Carlos Tavares si dimostra manager molto più furbo e capace di Sergio Marchionne e in un giorno solo smonta la vulgata montante – governo Meloni compreso – che lo voleva come «anti italiano».
Il ceo di Stellantis ha voluto incontrare la stampa italiana dopo la presentazione dei conti record del 2023 – con un utile netto in crescita dell’11% a 18,6 miliardi di euro, ricavi netti pari a 189,5 miliardi, in aumento del 6% e un incremento del 7% dei volumi delle consegne.

E invece di concordare sul fatto che quei soldi che gli escono dalle orecchie può condividerli anche con i lavoratori italiani – a cui riconosce solo un misero «Premio di risultato», strumento ereditato dal modello Marchionne, di 2.112 euro – Tavares è riuscito nel capolavoro di convincere tutti che l’Italia è centrale nella sua strategia.

Per rafforzare l’idea, poche ore prima aveva cooptato nel consiglio di amministrazione la presidente di Borsa Italiana Claudia Parzani come indipendente al posto di Kevin Scott, americano dimissionario per «motivi personali».

Rimangiandosi le parole dette ad Atessa tre settimane fa e quelle riportate – evidentemente in modo quanto meno equivoco – nell’intervista a Bloomberg di due settimane fa, Tavares ha sostenuto che nessun stabilimento italiano di Stellantis è a rischio. I citati Pomigliano e Mirafiori avranno un futuro: arriveranno nuovi modelli, anche se Tavares, furbamente, non dice quali. La Panda sarà sostituita mentre per la 500 e i nuovi incentivi dovrebbero rilanciarla.

Di più, Tavares ha lodato il governo italiano – questo è giusto: anche Urso lo finanzia a fondo perduto su gigafactory batterie di Termoli e incentivi da un miliardo l’anno – e lo ha perculato sull’obiettivo di un milione di veicoli prodotti in patria l’anno spostando la dead line al 2030. «Siamo grati al governo per gli incentivi, è una grande decisione. I consumatori ne trarranno beneficio. Condividiamo l’obiettivo di produrre un milione di veicoli entro il 2030, lavoreremo fianco a fianco con il governo. L’anno scorso abbiamo prodotto nei nostri stabilimenti italiani 752.000 veicoli, con una crescita del 10%, un dato significativo. Se continueremo a tenere questo ritmo potremo raggiungere l’obiettivo prima del 2030», è la frase completa.

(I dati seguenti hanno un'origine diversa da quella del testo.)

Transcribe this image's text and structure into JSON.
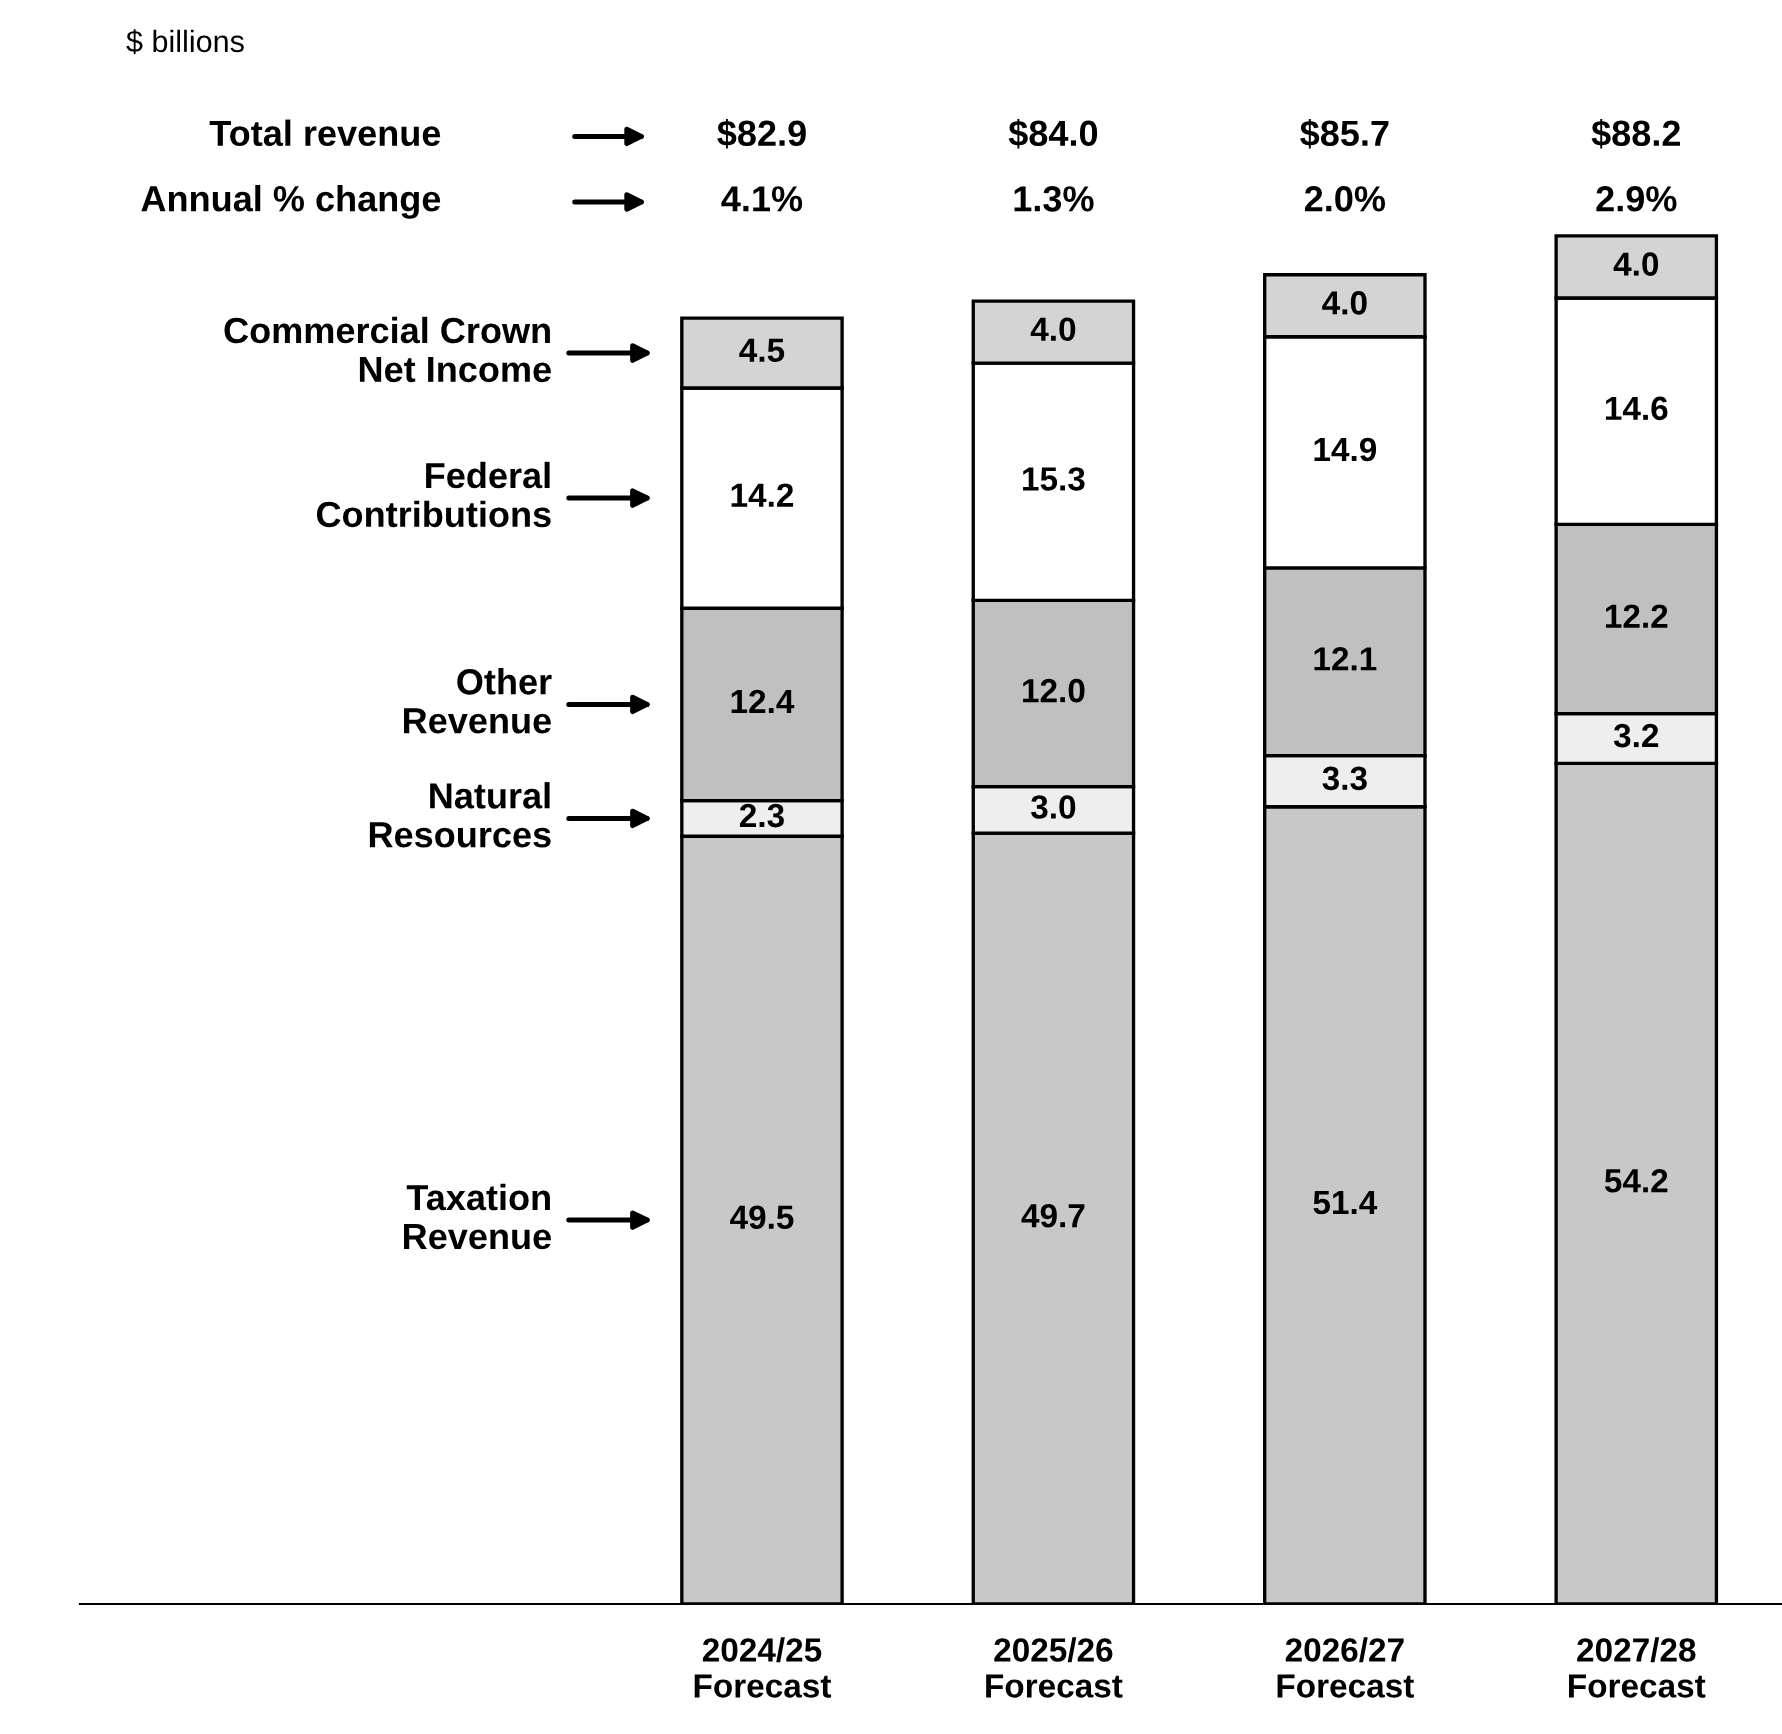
{
  "chart_data": {
    "type": "bar",
    "stacked": true,
    "legend": "left",
    "grid": false,
    "categories": [
      "2024/25\nForecast",
      "2025/26\nForecast",
      "2026/27\nForecast",
      "2027/28\nForecast"
    ],
    "series": [
      {
        "name": "Taxation\nRevenue",
        "color": "#c8c8c8",
        "values": [
          49.5,
          49.7,
          51.4,
          54.2
        ],
        "value_labels": [
          "49.5",
          "49.7",
          "51.4",
          "54.2"
        ]
      },
      {
        "name": "Natural\nResources",
        "color": "#eeeeee",
        "values": [
          2.3,
          3.0,
          3.3,
          3.2
        ],
        "value_labels": [
          "2.3",
          "3.0",
          "3.3",
          "3.2"
        ]
      },
      {
        "name": "Other\nRevenue",
        "color": "#c0c0c0",
        "values": [
          12.4,
          12.0,
          12.1,
          12.2
        ],
        "value_labels": [
          "12.4",
          "12.0",
          "12.1",
          "12.2"
        ]
      },
      {
        "name": "Federal\nContributions",
        "color": "#ffffff",
        "values": [
          14.2,
          15.3,
          14.9,
          14.6
        ],
        "value_labels": [
          "14.2",
          "15.3",
          "14.9",
          "14.6"
        ]
      },
      {
        "name": "Commercial Crown\nNet Income",
        "color": "#d4d4d4",
        "values": [
          4.5,
          4.0,
          4.0,
          4.0
        ],
        "value_labels": [
          "4.5",
          "4.0",
          "4.0",
          "4.0"
        ]
      }
    ],
    "annotations": [
      "$ billions",
      "Total revenue",
      "$82.9",
      "$84.0",
      "$85.7",
      "$88.2",
      "Annual % change",
      "4.1%",
      "1.3%",
      "2.0%",
      "2.9%"
    ]
  }
}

La presa in giro di Urso – che ha minacciato di togliere gli incentivi se vanno ad auto non prodotte in Italia – si completa ricordando che «il 63% della produzione Stellantis in Italia va all’estero e l’export fa bene alla bilancia commerciale italiana». Il manager replica anche a chi sostiene che il gruppo privilegi la Francia: «Non sono italiano o francese o inglese. Io sono portoghese e quando prendo decisioni le prendo nel migliore interesse di Stellantis come società globale». E qua arriva l’unica critica a Marchionne: «Abbiamo utilizzato le piattaforme Psa perché c’era urgenza di procedere con l’elettrificazione e non c’erano soluzioni competitive dal punto di vista dei costi sviluppate prima della fusione. Fca in passato non ha fatto gli investimenti necessari nell’elettrico».
Il ceo ha infine smentito qualsiasi operazione di fusione: «non abbiamo trattative in corso su nulla che assomigli a una fusione. Certamente non ci sono operazioni allo studio con Renault. Si è trattato di una pura speculazione».

Il successo di Tavares è completato dal silenzio del governo Meloni e dai sindacati firmatari del «contratto Marchionne» che accolgono con soddisfazione la notizia del premio ai dipendenti e le rassicurazioni sul futuro degli stabilimenti. «Le dichiarazioni di Tavares sono positive, ma servono scelte precise sui nuovi modelli nei vari plant italiani per raggiungere l’incremento di un terzo delle attuali produzioni», affermano Roberto Benaglia, segretario generale della Fim Cisl e Ferdinando Uliano, segretario nazionale. La Fiom è l’unica a sfidare Tavares: «È ora che dalle parole si passi agli atti, quindi che ci sia un incontro con la presidente del Consiglio, Tavares e i sindacati per aprire un confronto che porti a un accordo che garantisca investimenti in ricerca e sviluppo, nuovi modelli e tutela dell’occupazione», attaccano Michele De Palma, segretario generale della Fiom e Samuele Lodi, responsabile del settore mobilità.